この感じは、エストリアの城からリースと共に脱走した、あの頃になんとなく似ているような気がしたのだ。
違いがあるとすれば、目の前にいる少女は背丈こそあの頃のリースに近いと言えなくもないが、性格はまるで似ても似つかないこと。
そして、あのときのリースは子供で、王女であったが、この高慢ちきなお嬢さまは本人いわく立派な大人であるらしく、しかも一国の女王であるということか。
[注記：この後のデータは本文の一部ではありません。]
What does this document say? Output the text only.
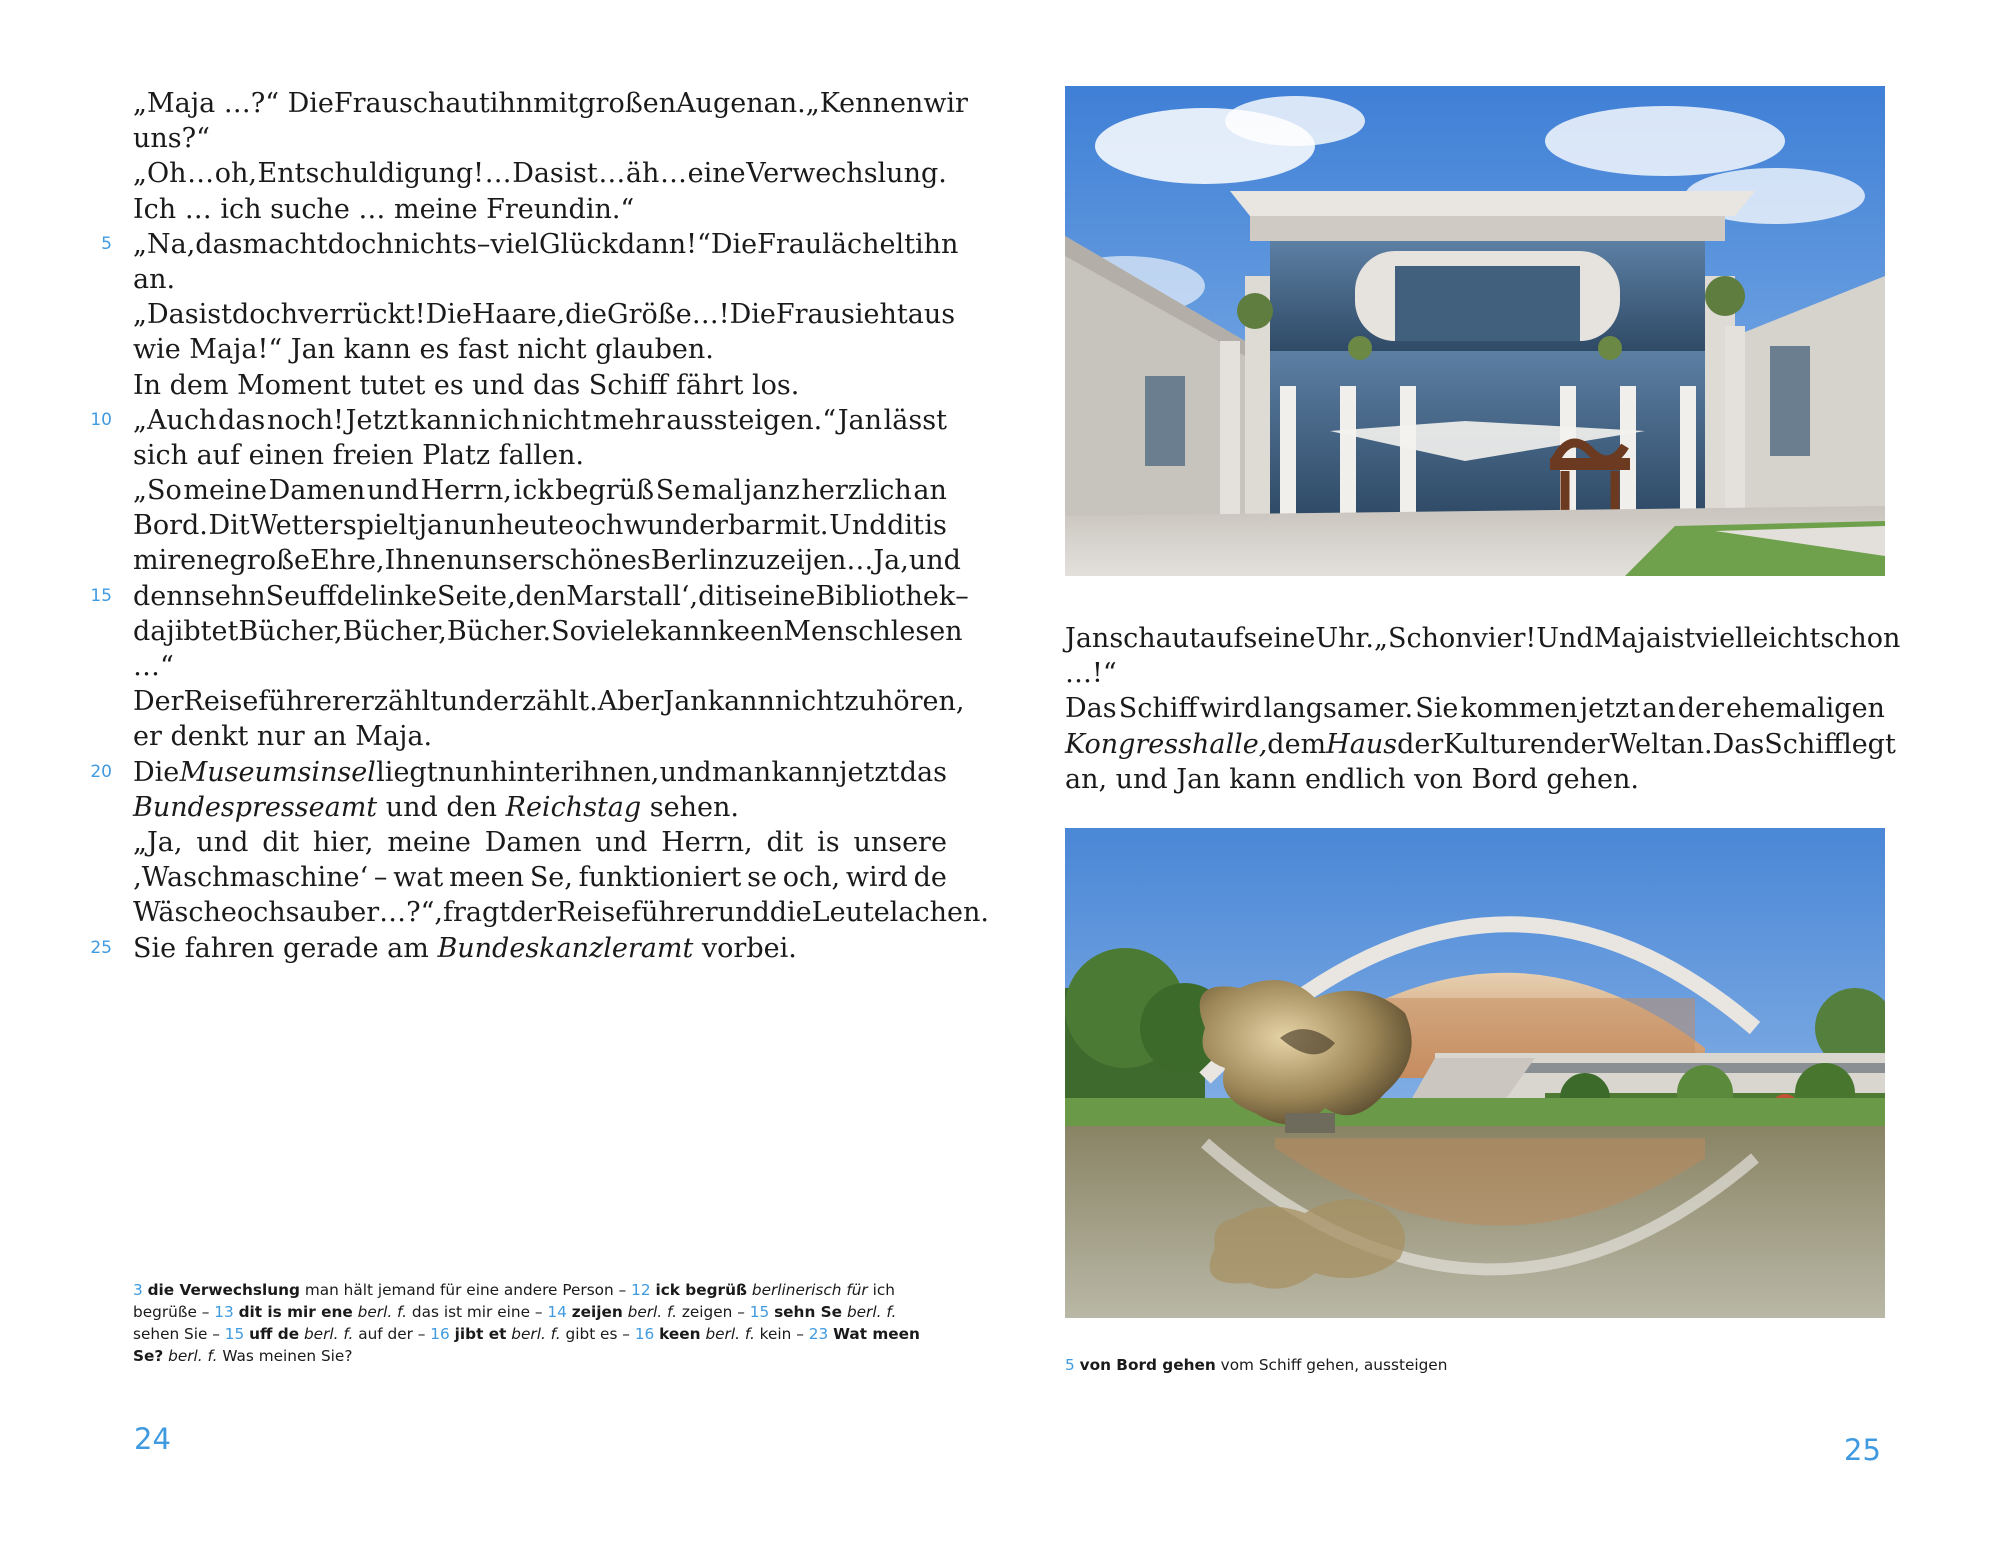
„Maja …?“ Die Frau schaut ihn mit großen Augen an. „Kennen wir
uns?“
„Oh … oh, Entschuldigung! … Das ist … äh … eine Verwechslung.
Ich … ich suche … meine Freundin.“
5 „Na, das macht doch nichts – viel Glück dann!“ Die Frau lächelt ihn
an.
„Das ist doch verrückt! Die Haare, die Größe …! Die Frau sieht aus
wie Maja!“ Jan kann es fast nicht glauben.
In dem Moment tutet es und das Schiff fährt los.
10 „Auch das noch! Jetzt kann ich nicht mehr aussteigen.“ Jan lässt
sich auf einen freien Platz fallen.
„So meine Damen und Herrn, ick begrüß Se mal janz herzlich an
Bord. Dit Wetter spielt ja nun heute och wunderbar mit. Und dit is
mir ene große Ehre, Ihnen unser schönes Berlin zu zeijen … Ja, und
15 denn sehn Se uff de linke Seite ‚den Marstall‘, dit is eine Bibliothek –
da jibt et Bücher, Bücher, Bücher. So viele kann keen Mensch lesen
…“
Der Reiseführer erzählt und erzählt. Aber Jan kann nicht zuhören,
er denkt nur an Maja.
20 Die Museumsinsel liegt nun hinter ihnen, und man kann jetzt das
Bundespresseamt und den Reichstag sehen.
„Ja, und dit hier, meine Damen und Herrn, dit is unsere
‚Waschmaschine‘ – wat meen Se, funktioniert se och, wird de
Wäsche och sauber …?“, fragt der Reiseführer und die Leute lachen.
25 Sie fahren gerade am Bundeskanzleramt vorbei.
3 die Verwechslung man hält jemand für eine andere Person – 12 ick begrüß berlinerisch für ich
begrüße – 13 dit is mir ene berl. f. das ist mir eine – 14 zeijen berl. f. zeigen – 15 sehn Se berl. f.
sehen Sie – 15 uff de berl. f. auf der – 16 jibt et berl. f. gibt es – 16 keen berl. f. kein – 23 Wat meen
Se? berl. f. Was meinen Sie?
24
Jan schaut auf seine Uhr. „Schon vier! Und Maja ist vielleicht schon
…!“
Das Schiff wird langsamer. Sie kommen jetzt an der ehemaligen
Kongresshalle, dem Haus der Kulturen der Welt an. Das Schiff legt
an, und Jan kann endlich von Bord gehen.
5 von Bord gehen vom Schiff gehen, aussteigen
25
裏庭を囲む植え込みを抜け、その先にある大きな花壇を通り過ぎ、恐らくは庭師が使うものなのだろう使用人用の勝手口を開けて、2人はとうとう屋敷の外へと出てしまった。
「よし……ここまで来ればもう心配あるまい」
「そりゃあよかった。なら、そろそろ説明してくれないか? どうして誰にも言わずに屋敷を抜け出す? 女王として少し軽率すぎじゃないのか? 町の視察に行くならそういう予定を組めば、こんなコソ泥みたいな真似をする必要なんて無いだろう?」
「むぅ……ルミエールと同じようなことを申すな、そちは。何じゃ? メリカールの奴隷になる前は、どこぞの屋敷で執事か何かやっておったのか?」
「……奴隷に過去なんて訊くな。それと勘違いして貰いたくないから言っておくが、別にお前の心配をしているわけじゃない、自分のためだ。ついでに、奔放な女王を戴いてしまった国の未来を、少し憂いてみた。それだけだ」
「ハッ、奴隷がするには随分と壮大な心配事じゃな? じゃが、まあよい。ある意味でよい返事じゃ、と言っておこう」
ふふん、と鼻で笑うと、パナヴィアは踵を返して歩き出す……
「ああ、そうそう。恐らく無自覚じゃろうから、優しい妾が訂正をしておいてやる」
いや、歩き出そうと一歩踏み出した足を軸に、くるりとその場でターンしてみせた。
そして、今度はニマリとイタズラっぽい笑みを浮かべる。
「国の未来を心配するということは、即ち女王である妾の未来を心配するということと同意語であると心せよ。つまりそちは、妾のことが心配で心配で堪らんと告白したということじゃな。じゃな?」
「…………呆れた誇大解釈だな」
「照れるな照れるな。むしろ、妾のペットとしては非常に善き心がけ、褒めてつかわすぞ」
実に満足気な表情でそう言いながら、パナヴィアはアスラルの腰の辺りをポンポンと叩くと、軽い足取りで駆け出していった。
……このまま屋敷に戻ってしまおうか、とも思ったが、そんなことをしたらパナヴィアを守る者がいなくなってしまう。
それに、きっとあの神経質そうなお付のルミエールから、1人でお咎めを受けることになるだろう。
それだけでなく、恐らくパナヴィアも機嫌もすこぶる悪くなりそうな気がする。
別にお咎めなどどうということはないが、パナヴィアの機嫌が悪くなるのはどうにも居心地が良くない気分だ。
もしかしたら、それもまた〝魔術によって命を握られている〟ことの影響なのか――
(バカなことを。考えるまでもない、俺が生きるためだ。仕方がない)
余計な思案を巡らせることを放棄したアスラルは、こうなればとことんまでパナヴィアに付いて行くことを決めたのだった。